По Радио передавали сигналы воздушной и артиллерийской тревоги, читались сводки о военных действиях, звучала человеческая речь, песня, оркестровая музыка, утром и в полночь отбивали время кремлевские куранты, в паузах и после окончания передач включался метроном. Радио должно было работать всегда — таков был закон, и, быть может, самым страшным днем за историю блокады был тот, когда по техническим причинам Радио целых три часа безмолвствовало, не стучал даже метроном.
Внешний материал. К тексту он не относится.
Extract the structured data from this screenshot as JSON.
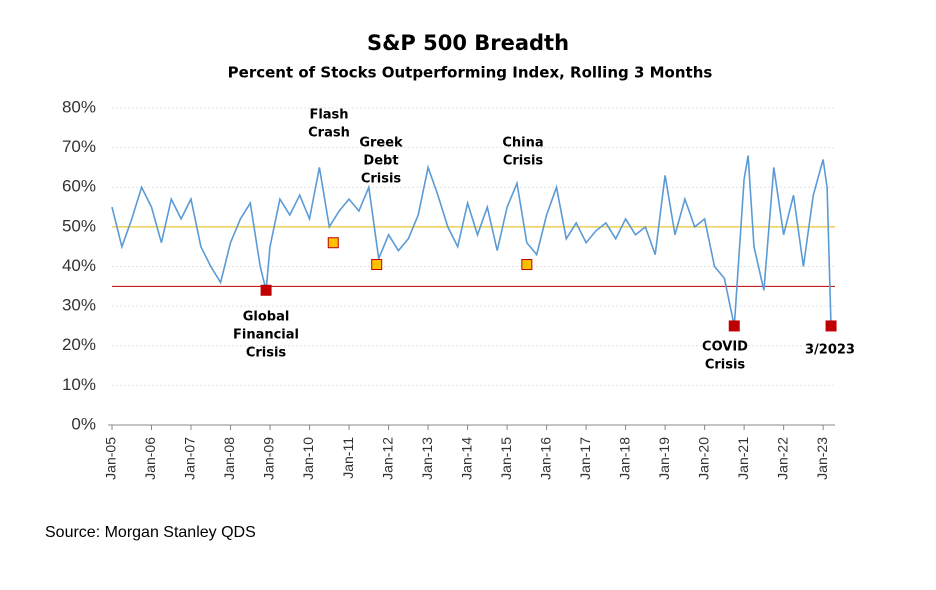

Радио было духовным хлебом осажденного города, оно сплачивало и вдохновляло, вселяло надежду и уверенность в завтрашнем дне, напоминало, что, несмотря на все обрушившиеся на него испытания, Ленинград живет и борется, а за кольцом блокады есть Большая земля.
В здании Радиокомитета на улице Пролеткульта литераторы — армейские, флотские и гражданские — были своими людьми. Мы выступали с речами, читали стихи, рассказы и очерки. В большинстве случаев нас передавали прямо в эфир, иногда записывали. Магнитофонов тогда еще не было, и запись велась на восковые диски, недалеко ушедшие от валиков эдиссоновского фонографа. Фонограмма получалась достаточно четкой, но очень искажала тембр голоса — нас не узнавали, и мы сами не всегда узнавали себя. Но были два голоса — мужской и женский, — которые узнавали все ленинградцы с первого произнесенного слова. Это были голоса Всеволода Вишневского и Ольги Берггольц.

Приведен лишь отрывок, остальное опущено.